Milkman Matty
05/08/2021

Checksums are a great tool to verify that the file you have received from the server is the same as the file on the server. They can be used for many things of course, after all checksums are just the result of a cryptographic hash function, but the main reason for their existence is verification.

So download a file, generate a checksum and check that the file on the server has the same checksum - that's the basics. If the checksum is the same then you can be sure that you have the entire file, the file hasn't been corrupted in transit and that you haven't downloaded some other file (via bait-and-switch or possibly other nefarious means).

The process above is a bit high-level though, lets dive a little deeper into the nitty-gritty. There are two things to keep in mind when generating checksums:

1. Filesize can have performance concerns. There's no way to know how each checksum generator will load a given file into memory. It might read the entire file into memory before calculating the checksum, or it might stream the file in blocks of 1GiB, 1MiB or even 1KiB. If the file being checksumed is multiple GiB's in size then performance can take a huge hit and possibly even result in thrashing. Similarly the smaller the block-size for streamed files, the longer the operation will take. This can lead to a checksum taking 20 minutes or longer.

2. Ensure that the algorithm used by both parties is the same. For instance if the file on server has a checksum generated in SHA-256 then when you generate your local checksum it must also use SHA-256 otherwise the checksums will be completely different.

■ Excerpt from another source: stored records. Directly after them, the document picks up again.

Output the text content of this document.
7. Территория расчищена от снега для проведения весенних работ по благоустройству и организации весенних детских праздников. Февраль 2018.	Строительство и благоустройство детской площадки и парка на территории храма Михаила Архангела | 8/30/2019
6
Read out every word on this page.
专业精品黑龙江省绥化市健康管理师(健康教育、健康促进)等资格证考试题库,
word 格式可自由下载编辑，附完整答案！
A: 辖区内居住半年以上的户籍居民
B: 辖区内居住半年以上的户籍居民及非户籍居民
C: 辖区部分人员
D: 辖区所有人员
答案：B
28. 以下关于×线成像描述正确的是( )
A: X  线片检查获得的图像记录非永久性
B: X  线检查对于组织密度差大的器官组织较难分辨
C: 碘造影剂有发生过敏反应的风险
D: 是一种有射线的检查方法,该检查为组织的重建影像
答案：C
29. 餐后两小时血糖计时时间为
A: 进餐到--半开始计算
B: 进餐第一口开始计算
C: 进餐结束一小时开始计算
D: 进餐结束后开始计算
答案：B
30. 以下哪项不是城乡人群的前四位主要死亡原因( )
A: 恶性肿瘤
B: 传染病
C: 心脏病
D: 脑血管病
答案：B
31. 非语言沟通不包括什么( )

The former point became particularly important in a recent electron app I was developing. Reading in a file is pretty straight forward in Electron:


const fs = require('fs')

try {
  const data = fs.readFileSync('/Users/joe/test.txt', 'utf8')
  console.log(data)
} catch (err) {
  console.error(err)
}

That's taken from Reading files with Node.js, which is a great resource. However on the same webpage they also state:

"Both fs.readFile() and fs.readFileSync() read the full content of the file in memory before returning the data.
This means that big files are going to have a major impact on your memory consumption and speed of execution of the program.
In this case, a better option is to read the file content using streams."

Well that rules out the two fs.readFile* methods from use. Attempting to use either of those methods on a 10GiB file could very easily topple under-provisioned systems. That leaves, as suggested, only the streaming option left - an easy choice that solves the problem of filesize performance concerns.

Next step is to settle on an algorithm. The server in my case used SHA-256 which dictates that I needed to use SHA-256 in my app. A quick search on github found js-sha256 which has everything I need:

1. Can compute SHA-256 hashes.

2. The algorithm can be added to progressively before computing the hash.

3. I didn't write it. I really didn't want to write my own cryptographic hashing function.

A quick import of that library and most of the heavily lifting is done:

//Typescript
import { sha256 } from 'js-sha256'; //External lib
import fs from "fs";

// For my scenario 10 MB, but can be anything
let SIZE_CHECKSUM = 10 * Math.pow(1024, 2);

const GetChecksum = async (size: number, fd: number):
    Promise<string> => {
    let algorithm = sha256.create();
	
    //The total amount of SIZE_CHECKSUM "chunks"
    let totalChunks = Math.ceil(size / SIZE_CHECKSUM);

    for (let chunkCount = 0; chunkCount < totalChunks; ++chunkCount) {
        const start = chunkCount * SIZE_CHECKSUM;
		
        //The last chunk is almost certainly not going to be completely full of data
        //In this case grab as much as there is.
        //Otherwise use SIZE_CHECKSUM for all non-last chunks
        const nextChunk = size - start < SIZE_CHECKSUM ? size - start : SIZE_CHECKSUM;
		
        const buffer = Buffer.alloc(nextChunk);
		
        //Read the file bytes into the buffer
        fs.readSync(
            fd,
            buffer,
            0,
            nextChunk,
            start
        );
		
        //update the algorithm with the buffer data.
        algorithm.update(buffer);
    }

    //After the entire file has been piece-fed into the algorithm, calculate the hash
    return new Promise<string>((resolve) => resolve(algorithm.hex()));
}

export default GetChecksum;

Based on a StackOverflow answer by swapnil.

Figuring out the size of SIZE_CHECKSUM is project dependent. The larger the chunk size the faster the operation completes - assuming the system is provisioned enough which is a big assumption. If this was the case then there would be no reason for streaming the file in chunks at all.

So then it becomes a balancing act of picking a size large enough to not impact the speed of the process, while being small enough to not impact the performance of the computer that the app is running on.

Once the checksum is computed its just a simple case of comparing the two hashes and ensuring that they are the same.